Key outputs included chromosome-scale assemblies, gene catalogs identifying loci related to traits studied at the IRRI and the International Rice Research Institute breeding programs, and landmark articles in periodicals such as Nature and Science. Publications described discoveries of gene families tied to disease resistance characterized by research groups at the International Rice Research Institute, Fujian Agriculture and Forestry University, and the Chinese Academy of Agricultural Sciences, and detailed quantitative trait loci analyses used by teams from University of California, Davis and Cornell University. Comparative genomics papers linked rice sequences to annotations from Arabidopsis thaliana, Zea mays, Sorghum bicolor, and Brachypodium distachyon, while method papers appeared from contributors at the Sanger Centre, the Cold Spring Harbor Laboratory, and the Broad Institute.

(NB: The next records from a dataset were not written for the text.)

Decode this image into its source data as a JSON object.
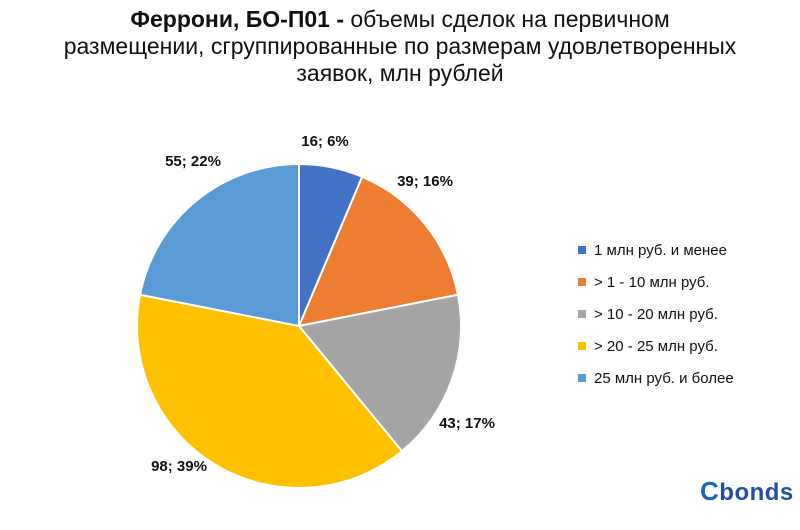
{
  "title": {
    "bold": "Феррони, БО-П01 -",
    "rest": "объемы сделок на первичном размещении, сгруппированные по размерам удовлетворенных заявок, млн рублей"
  },
  "logo": {
    "text": "bonds",
    "first": "C"
  },
  "chart_data": {
    "type": "pie",
    "title": "Феррони, БО-П01 - объемы сделок на первичном размещении, сгруппированные по размерам удовлетворенных заявок, млн рублей",
    "legend_position": "right",
    "categories": [
      "1 млн руб. и менее",
      "> 1 - 10 млн руб.",
      "> 10 - 20 млн руб.",
      "> 20 - 25 млн руб.",
      "25 млн руб. и более"
    ],
    "values": [
      16,
      39,
      43,
      98,
      55
    ],
    "percents": [
      6,
      16,
      17,
      39,
      22
    ],
    "labels": [
      "16; 6%",
      "39; 16%",
      "43; 17%",
      "98; 39%",
      "55; 22%"
    ],
    "colors": [
      "#4472c4",
      "#ed7d31",
      "#a5a5a5",
      "#ffc000",
      "#5b9bd5"
    ]
  }
}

The Project accelerated marker-assisted selection programs at institutions including the International Rice Research Institute, the CIMMYT, and national breeding stations in India, China, and Thailand, supporting development of varieties addressing challenges from Xanthomonas oryzae infections to salinity issues studied at the International Center for Biosaline Agriculture. It informed transgenic and genome-editing efforts using platforms developed at the Johns Hopkins University, the Salk Institute, and Wageningen University & Research, and catalyzed public-private partnerships with seed companies and institutes such as Syngenta and the Bayer CropScience research divisions. The reference genome enabled evolutionary studies involving wild relatives like Oryza rufipogon and boosted conservation efforts coordinated with organizations such as the Millennium Seed Bank Partnership and the Food and Agriculture Organization.

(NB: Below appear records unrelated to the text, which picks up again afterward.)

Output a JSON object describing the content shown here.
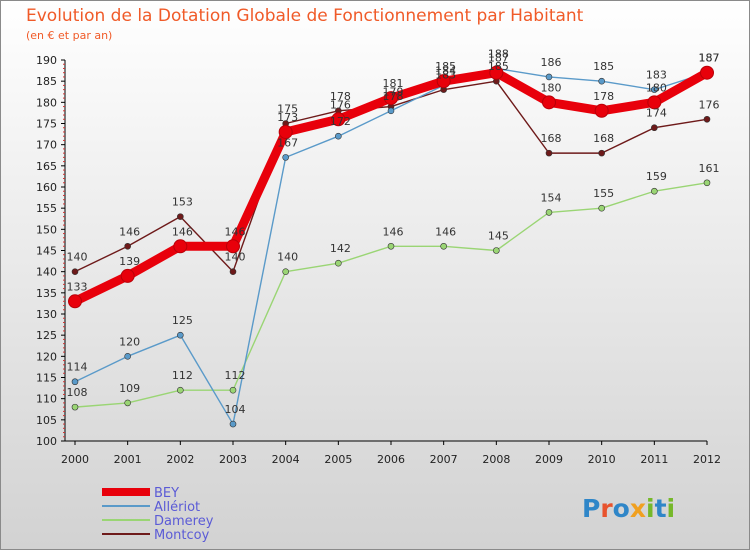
{
  "chart_data": {
    "type": "line",
    "title": "Evolution de la Dotation Globale de Fonctionnement par Habitant",
    "subtitle": "(en € et par an)",
    "categories": [
      "2000",
      "2001",
      "2002",
      "2003",
      "2004",
      "2005",
      "2006",
      "2007",
      "2008",
      "2009",
      "2010",
      "2011",
      "2012"
    ],
    "ylim": [
      100,
      190
    ],
    "yticks": [
      100,
      105,
      110,
      115,
      120,
      125,
      130,
      135,
      140,
      145,
      150,
      155,
      160,
      165,
      170,
      175,
      180,
      185,
      190
    ],
    "series": [
      {
        "name": "BEY",
        "color": "#e8000b",
        "values": [
          133,
          139,
          146,
          146,
          173,
          176,
          181,
          185,
          187,
          180,
          178,
          180,
          187
        ]
      },
      {
        "name": "Allériot",
        "color": "#5a9ac9",
        "values": [
          114,
          120,
          125,
          104,
          167,
          172,
          178,
          184,
          188,
          186,
          185,
          183,
          187
        ]
      },
      {
        "name": "Damerey",
        "color": "#9ad574",
        "values": [
          108,
          109,
          112,
          112,
          140,
          142,
          146,
          146,
          145,
          154,
          155,
          159,
          161
        ]
      },
      {
        "name": "Montcoy",
        "color": "#6e1a1a",
        "values": [
          140,
          146,
          153,
          140,
          175,
          178,
          179,
          183,
          185,
          168,
          168,
          174,
          176
        ]
      }
    ],
    "legend_position": "bottom-left",
    "grid": false
  },
  "logo": {
    "text": "Proxiti"
  }
}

Sequence data, physical maps, and annotations were deposited in international repositories including GenBank, the European Nucleotide Archive, and the DNA Data Bank of Japan, with browser access provided by portals maintained by the IRRI and the International Nucleotide Sequence Database Collaboration. Community tools and databases incorporating Project outputs were developed at the Sanger Institute, the European Bioinformatics Institute, the National Center for Biotechnology Information, and regional nodes like the China National GeneBank. Training and capacity-building used workshops run by IRRI, the Food and Agriculture Organization, and university partners such as Kyoto University and Cornell University.